Millennials were found to find responsible investing more important, with 70 per cent of the demographic investing in sustainable funds, as opposed to 21 per cent of Baby Boomers.

The study found Millennials at 28 per cent were equally as likely as Baby Boomers, at 24 per cent to feel fund managers should consider a company’s effect on their local community.

A higher proportion of younger investors felt fund managers should consider diversity of workforce, as voted by 35 per cent of Millennials against 16 per cent of Baby Boomers.

However, Legg Mason’s Australian managing director, Andy Sowerby, says the research highlights that a lack of information, understanding or advice is the main barrier to investing more into ESG, with more than half (56 per cent) of Australian investors citing these reasons.

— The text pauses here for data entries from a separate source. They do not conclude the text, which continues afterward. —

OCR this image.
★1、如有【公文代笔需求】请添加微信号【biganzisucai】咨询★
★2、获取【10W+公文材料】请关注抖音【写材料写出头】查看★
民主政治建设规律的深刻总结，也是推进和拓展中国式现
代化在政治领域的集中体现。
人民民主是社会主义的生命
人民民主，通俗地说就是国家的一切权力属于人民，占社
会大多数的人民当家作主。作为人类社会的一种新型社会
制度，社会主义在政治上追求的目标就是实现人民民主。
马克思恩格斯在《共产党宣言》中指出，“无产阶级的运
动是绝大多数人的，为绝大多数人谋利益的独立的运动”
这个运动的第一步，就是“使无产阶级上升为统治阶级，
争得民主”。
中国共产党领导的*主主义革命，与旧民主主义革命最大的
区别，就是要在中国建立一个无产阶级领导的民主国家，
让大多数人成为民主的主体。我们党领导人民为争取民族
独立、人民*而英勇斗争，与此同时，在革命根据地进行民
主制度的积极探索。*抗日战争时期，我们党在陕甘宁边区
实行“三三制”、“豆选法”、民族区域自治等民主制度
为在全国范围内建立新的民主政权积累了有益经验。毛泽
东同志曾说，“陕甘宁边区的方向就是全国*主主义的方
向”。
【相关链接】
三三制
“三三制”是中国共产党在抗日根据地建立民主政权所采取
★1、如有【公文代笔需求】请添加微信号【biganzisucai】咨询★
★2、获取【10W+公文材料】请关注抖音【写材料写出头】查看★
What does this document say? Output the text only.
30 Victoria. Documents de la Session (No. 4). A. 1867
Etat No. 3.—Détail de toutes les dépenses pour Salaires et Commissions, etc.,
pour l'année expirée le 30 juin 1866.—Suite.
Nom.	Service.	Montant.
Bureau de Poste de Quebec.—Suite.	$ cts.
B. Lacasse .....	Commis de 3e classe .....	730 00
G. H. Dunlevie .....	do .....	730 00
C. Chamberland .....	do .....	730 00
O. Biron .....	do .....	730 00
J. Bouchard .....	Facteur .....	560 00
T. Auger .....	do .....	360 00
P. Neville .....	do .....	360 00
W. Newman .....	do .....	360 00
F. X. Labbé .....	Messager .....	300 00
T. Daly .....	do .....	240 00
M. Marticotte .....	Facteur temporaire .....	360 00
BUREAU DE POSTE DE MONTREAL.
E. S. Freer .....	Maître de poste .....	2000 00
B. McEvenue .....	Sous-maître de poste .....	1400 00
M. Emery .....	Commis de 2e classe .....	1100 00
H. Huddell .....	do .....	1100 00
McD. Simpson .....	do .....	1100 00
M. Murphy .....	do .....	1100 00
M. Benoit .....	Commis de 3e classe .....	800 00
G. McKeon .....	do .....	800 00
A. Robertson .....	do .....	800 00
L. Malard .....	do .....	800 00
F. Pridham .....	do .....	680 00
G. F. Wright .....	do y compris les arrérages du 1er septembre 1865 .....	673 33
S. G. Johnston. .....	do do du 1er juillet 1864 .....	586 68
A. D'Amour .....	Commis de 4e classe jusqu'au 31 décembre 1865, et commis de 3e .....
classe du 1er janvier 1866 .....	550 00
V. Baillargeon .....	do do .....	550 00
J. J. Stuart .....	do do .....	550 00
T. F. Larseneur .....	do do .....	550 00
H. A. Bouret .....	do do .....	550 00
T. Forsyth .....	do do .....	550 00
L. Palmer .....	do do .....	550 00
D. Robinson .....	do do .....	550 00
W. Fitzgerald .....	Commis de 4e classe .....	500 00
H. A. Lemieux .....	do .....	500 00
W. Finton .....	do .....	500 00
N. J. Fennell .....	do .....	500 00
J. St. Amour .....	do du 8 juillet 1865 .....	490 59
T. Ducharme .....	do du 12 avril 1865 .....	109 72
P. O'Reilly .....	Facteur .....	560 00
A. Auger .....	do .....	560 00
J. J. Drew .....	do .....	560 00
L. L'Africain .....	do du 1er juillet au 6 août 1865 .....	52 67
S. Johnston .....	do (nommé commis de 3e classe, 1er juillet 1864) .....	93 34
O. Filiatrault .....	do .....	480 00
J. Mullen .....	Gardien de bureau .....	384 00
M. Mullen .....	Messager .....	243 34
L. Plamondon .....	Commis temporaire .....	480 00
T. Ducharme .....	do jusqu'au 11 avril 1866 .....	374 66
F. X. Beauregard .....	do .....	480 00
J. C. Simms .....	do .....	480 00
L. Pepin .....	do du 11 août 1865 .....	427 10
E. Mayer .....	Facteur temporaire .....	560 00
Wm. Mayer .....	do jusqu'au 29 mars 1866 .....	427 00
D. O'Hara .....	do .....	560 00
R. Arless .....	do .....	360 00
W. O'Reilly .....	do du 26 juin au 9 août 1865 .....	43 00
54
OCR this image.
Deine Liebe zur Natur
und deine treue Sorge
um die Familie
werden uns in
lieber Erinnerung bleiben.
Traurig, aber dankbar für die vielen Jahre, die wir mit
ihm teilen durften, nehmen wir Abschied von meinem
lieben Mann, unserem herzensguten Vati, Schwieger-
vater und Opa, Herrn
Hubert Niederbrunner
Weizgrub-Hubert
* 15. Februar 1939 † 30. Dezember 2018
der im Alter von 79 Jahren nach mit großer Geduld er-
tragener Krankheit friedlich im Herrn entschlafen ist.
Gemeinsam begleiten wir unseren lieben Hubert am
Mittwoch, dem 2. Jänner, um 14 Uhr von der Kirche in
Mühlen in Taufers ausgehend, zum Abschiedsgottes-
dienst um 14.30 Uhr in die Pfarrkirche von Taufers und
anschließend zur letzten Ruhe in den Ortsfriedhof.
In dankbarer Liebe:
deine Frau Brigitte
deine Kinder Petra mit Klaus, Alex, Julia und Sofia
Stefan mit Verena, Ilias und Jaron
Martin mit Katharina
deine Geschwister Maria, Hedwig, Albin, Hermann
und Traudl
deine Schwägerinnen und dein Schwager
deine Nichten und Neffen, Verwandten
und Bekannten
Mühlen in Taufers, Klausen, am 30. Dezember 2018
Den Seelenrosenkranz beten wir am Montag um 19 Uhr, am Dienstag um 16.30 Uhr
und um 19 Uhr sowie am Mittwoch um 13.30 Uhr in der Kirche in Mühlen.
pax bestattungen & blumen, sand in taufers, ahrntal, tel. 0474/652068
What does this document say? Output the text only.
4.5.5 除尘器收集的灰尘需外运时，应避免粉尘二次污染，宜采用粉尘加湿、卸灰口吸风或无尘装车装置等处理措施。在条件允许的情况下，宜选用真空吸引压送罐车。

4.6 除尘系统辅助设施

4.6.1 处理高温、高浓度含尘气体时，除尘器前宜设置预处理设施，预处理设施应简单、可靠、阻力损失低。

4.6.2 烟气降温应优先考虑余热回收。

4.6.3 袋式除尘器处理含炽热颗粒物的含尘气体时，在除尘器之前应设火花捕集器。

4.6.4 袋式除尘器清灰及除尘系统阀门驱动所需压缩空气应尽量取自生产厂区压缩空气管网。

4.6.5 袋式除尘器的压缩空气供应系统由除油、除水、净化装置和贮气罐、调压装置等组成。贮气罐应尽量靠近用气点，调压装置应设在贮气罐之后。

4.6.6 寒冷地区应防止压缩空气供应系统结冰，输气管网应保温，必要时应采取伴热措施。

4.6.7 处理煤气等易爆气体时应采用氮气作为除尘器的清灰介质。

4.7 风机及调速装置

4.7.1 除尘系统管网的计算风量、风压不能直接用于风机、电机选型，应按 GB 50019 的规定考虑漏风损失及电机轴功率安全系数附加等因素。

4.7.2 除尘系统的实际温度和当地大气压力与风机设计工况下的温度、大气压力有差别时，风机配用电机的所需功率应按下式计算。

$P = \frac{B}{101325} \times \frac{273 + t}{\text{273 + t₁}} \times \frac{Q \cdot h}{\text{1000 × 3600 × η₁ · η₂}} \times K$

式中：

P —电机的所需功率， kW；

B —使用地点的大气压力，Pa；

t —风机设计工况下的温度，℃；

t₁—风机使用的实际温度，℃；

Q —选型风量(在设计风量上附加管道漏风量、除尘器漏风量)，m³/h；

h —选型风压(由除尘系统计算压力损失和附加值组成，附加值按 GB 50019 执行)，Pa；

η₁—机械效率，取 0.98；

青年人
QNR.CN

“This is notably higher for Millennials at 67 per cent against Baby Boomers with 48 per cent and advised investors at 61 per cent versus DIY investors 36 per cent,” Mr Sowerby said.

“It is also more likely for those in Asia (62 per cent) or in the Americas (62 per cent), rather than Europe (53 per cent).”

Other impediments to ESG investment as listed by the survey included higher fees, expectation of poorer investment returns, concern that ESG is just a short-term trend, the limited number of investment options and the sentiment that it’s not an important consideration.

Mr Sowerby says ESG investment is growing in prominence, driven not just by investors’ consciences but also by data showing that companies that are well-run and focus on ESG behaviours also tend to be those that are the most profitable and sustainable long-term performers.

“In addition, when we asked Australian investors which ESG factors they considered to be the most important, environmental considerations were cited as the most important (30 per cent), with social factors at 19 per cent and governance by 27 per cent, while 24 per cent said the three factors are equally important,” he said.

“Companies need to take note of the greater scrutiny placed on them by consumers and investors.

“For instance, investors are most likely to avoid businesses with a controversial track record (55 per cent), to buy from businesses with a good social responsibility record (49 per cent) and to buy from local businesses rather than those that transport over long distances (56 per cent).”

Mr Sowerby says the results also reflect a view that ESG investing is an exclusionary approach.

“We don’t see it that way,” he said.

“An integrated approach to ESG allows investors to understand the risks and opportunities presented by ESG factors and ensures a holistic view to help identify the best companies to invest in for long-term returns.”